Causes of Flooding

  • Heavy rain over several days or intense rainfall in a short period.
  • Debris or ice jams blocking rivers or streams, causing overflow.
  • Failure of water control structures like levees or dams.

Flood-Prone Areas

  • Valleys, plains, canyons, swamplands, coasts, and near large bodies of water.
  • Hurricanes pose significant flooding risks, especially in saturated areas.

Before Floods

  • Stay informed through radio, TV, or cellphone alerts.
  • Differentiate between flood watch (possible flooding) and flood warning (flooding imminent).
  • Prepare an emergency survival kit with essentials for at least three days.
  • Clear drainage systems to prevent property damage.

Evacuate if Necessary

  • Head for higher ground immediately when a flood warning is issued.
  • Secure your home before evacuating, bringing essential items to higher floors.
  • Turn off utilities and disconnect electrical appliances to avoid hazards.

Flash Flooding

  • Act immediately if flash flooding is possible; move to higher ground.
  • Be cautious near streams, drainage channels, and canyons, where flash floods can occur suddenly.

Safety Precautions

  • Avoid walking or driving through floodwaters; six inches of moving water can knock you off your feet.
  • If driving, do not attempt to cross flooded roads; turn around and find an alternate route.
  • Remember, even shallow floodwater can sweep away vehicles.

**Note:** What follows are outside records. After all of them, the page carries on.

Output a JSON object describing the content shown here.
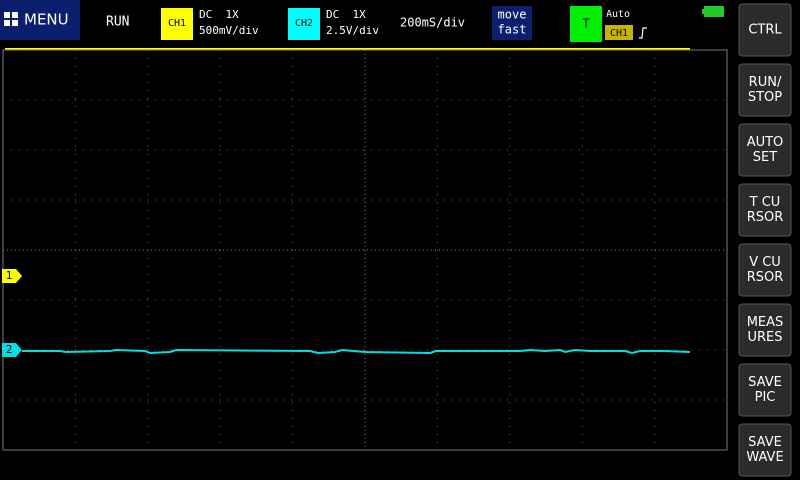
{
  "header": {
    "menu": "MENU",
    "status": "RUN",
    "ch1": {
      "label": "CH1",
      "coupling": "DC  1X",
      "scale": "500mV/div"
    },
    "ch2": {
      "label": "CH2",
      "coupling": "DC  1X",
      "scale": "2.5V/div"
    },
    "timebase": "200mS/div",
    "move": [
      "move",
      "fast"
    ],
    "trigger": {
      "label": "T",
      "mode": "Auto",
      "source": "CH1"
    }
  },
  "buttons": [
    [
      "CTRL"
    ],
    [
      "RUN/",
      "STOP"
    ],
    [
      "AUTO",
      "SET"
    ],
    [
      "T CU",
      "RSOR"
    ],
    [
      "V CU",
      "RSOR"
    ],
    [
      "MEAS",
      "URES"
    ],
    [
      "SAVE",
      "PIC"
    ],
    [
      "SAVE",
      "WAVE"
    ]
  ],
  "markers": [
    "1",
    "2"
  ]
}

Remember: “Turn around, don’t drown!” Take flooding seriously and prioritize safety at all times.

Water Storage

One of the most common questions during emergency preparedness is how long water can be safely stored. Let’s delve into practical methods to ensure your stored water remains safe for consumption.

  1. Understanding Water Categories:
    • Wild Water: Natural sources like rainwater or streams.
    • Stored Water: Treated at a municipal site and often supplemented with additives like chlorine.
    • Treated Water: Chemically treated, filtered, or purified through various methods.
  2. Why Water Goes Bad:
    • Microorganisms: Can render water undrinkable or toxic.
    • Chemical Contamination: From previous non-water substances or improper containers.
    • Surrounding Chemicals: Leaching from the environment.
  3. Proper Storage Methods:
    • Container: Use opaque, food-grade containers to prevent light exposure and chemical leaching.
    • Additives: Consider adding chlorine or hydrogen peroxide to inhibit microbial growth.
    • Airtight Seal: Keep containers sealed to prevent air exchange and contamination.
    • Temperature Stability: Store in a cool, stable environment to prevent bacterial proliferation.
  4. Recommended Chemical Additions:
    • Chlorine: 8 drops of 6% sodium hypochlorite bleach per gallon.
    • Hydrogen Peroxide: 8 drops of 3% hydrogen peroxide per gallon.
  5. Avoiding Chemical Contamination:
    • Use only containers labeled as food-grade or specifically designed for water storage.
    • Avoid reusing containers that previously held non-water substances.
  6. Storage Quantity:
    • Aim for at least a three-week supply per person and pet.
    • General rule: 1 gallon per person per day, but consider storing more.
  7. Water Rotation:
    • While technically water can be stored indefinitely if properly treated, it’s advisable to rotate every six months.
    • Rotation ensures water remains fresh and helps identify any storage issues early on.
  8. Testing and Treatment:
    • Before consuming stored water, filter and aerate it to improve taste and remove any lingering chemicals.
    • Have multiple filtration options on hand for safety.
  9. Continuous Monitoring:
    • Regularly check stored water for any signs of discoloration, odor, or taste abnormalities.
    • Stay informed about local water quality reports and adjust storage and treatment methods accordingly.

By following these guidelines, you can confidently store water for emergencies, ensuring a safe and reliable supply for you and your family. Remember, preparedness is key to staying safe in uncertain situations.